Au fil des ans, la République populaire démocratique de Corée (RPDC) est arrivée en tête du classement des cyberattaques. Cependant, l’aspect le plus unique du piratage nord-coréen est qu’il se concentre sur le ciblage des institutions financières.

Même les pirates préfèrent ETH

Les pirates informatiques nord-coréens ont connu une “année record” en 2021 selon les nouvelles données de Chainalysis. À cette date, ces pirates sont repartis avec près de 400 millions de dollars de crypto grâce à des cyberattaques en 2021.

Ces attaques se sont principalement concentrées sur les entreprises d’investissement et les échanges centralisés. Il a utilisé des leurres de phishing, des exploits de code, des logiciels malveillants et une ingénierie sociale avancée pour détourner des fonds des portefeuilles “chauds” connectés à Internet de ces organisations vers des adresses contrôlées par la RPDC.

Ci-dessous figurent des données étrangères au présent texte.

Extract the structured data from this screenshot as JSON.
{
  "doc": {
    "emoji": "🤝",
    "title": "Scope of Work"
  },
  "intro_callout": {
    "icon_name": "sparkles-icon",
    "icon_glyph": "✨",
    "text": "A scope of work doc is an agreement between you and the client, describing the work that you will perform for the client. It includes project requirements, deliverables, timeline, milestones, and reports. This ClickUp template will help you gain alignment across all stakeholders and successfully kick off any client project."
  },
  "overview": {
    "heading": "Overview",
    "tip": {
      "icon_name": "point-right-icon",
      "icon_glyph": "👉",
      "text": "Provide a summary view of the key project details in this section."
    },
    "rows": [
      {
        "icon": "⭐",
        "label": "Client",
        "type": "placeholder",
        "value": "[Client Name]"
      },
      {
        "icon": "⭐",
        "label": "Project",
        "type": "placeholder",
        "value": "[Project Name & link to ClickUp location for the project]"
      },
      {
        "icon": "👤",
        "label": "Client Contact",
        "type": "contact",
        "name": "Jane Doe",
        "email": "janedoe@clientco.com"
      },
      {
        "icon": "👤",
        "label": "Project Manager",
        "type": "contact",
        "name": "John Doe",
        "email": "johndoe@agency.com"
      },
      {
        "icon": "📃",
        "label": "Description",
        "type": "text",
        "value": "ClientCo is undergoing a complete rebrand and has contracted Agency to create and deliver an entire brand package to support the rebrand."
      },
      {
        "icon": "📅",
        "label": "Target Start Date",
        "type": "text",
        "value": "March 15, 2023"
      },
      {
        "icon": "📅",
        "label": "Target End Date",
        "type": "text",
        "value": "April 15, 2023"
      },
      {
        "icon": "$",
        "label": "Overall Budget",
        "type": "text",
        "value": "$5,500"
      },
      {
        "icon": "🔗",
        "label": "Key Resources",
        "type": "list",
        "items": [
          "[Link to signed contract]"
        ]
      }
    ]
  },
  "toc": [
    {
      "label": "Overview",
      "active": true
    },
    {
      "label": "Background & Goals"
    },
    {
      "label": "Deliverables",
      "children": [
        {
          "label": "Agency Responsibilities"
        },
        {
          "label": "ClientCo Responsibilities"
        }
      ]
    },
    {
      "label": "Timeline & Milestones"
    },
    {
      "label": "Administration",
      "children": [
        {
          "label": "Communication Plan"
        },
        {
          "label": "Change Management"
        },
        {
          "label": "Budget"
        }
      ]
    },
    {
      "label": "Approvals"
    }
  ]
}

Notamment, à partir de 2020 à 2021, le nombre de hacks liés à la Corée du Nord est passé de quatre à sept. Et la valeur extraite de ces hacks a augmenté de 40 %. Le graphique ci-dessous met en évidence la même histoire.

Un autre récit intéressant. En 2017, BTC représentait la quasi-totalité des cryptos volées par la RPDC, mais maintenant pas autant.

“En 2021, seulement 20 % des les fonds étaient Bitcoin, tandis que 22% étaient soit des jetons ERC-20, soit des altcoins. Et pour la toute première fois, Ether représentait la majorité des fonds volés à 58 %.”

Cela ressort assez clairement du graphique ci-dessous. La baisse de la part de BTC peut être vue ici.

Fonds volés

La crypto-monnaie volée serait utilisée par la RPDC pour échapper aux sanctions économiques. Ainsi, pour aider à financer des programmes d’armes nucléaires et de missiles balistiques. Un rapport du Conseil de sécurité de l’ONU de 2019 a fait la lumière sur la même conclusion.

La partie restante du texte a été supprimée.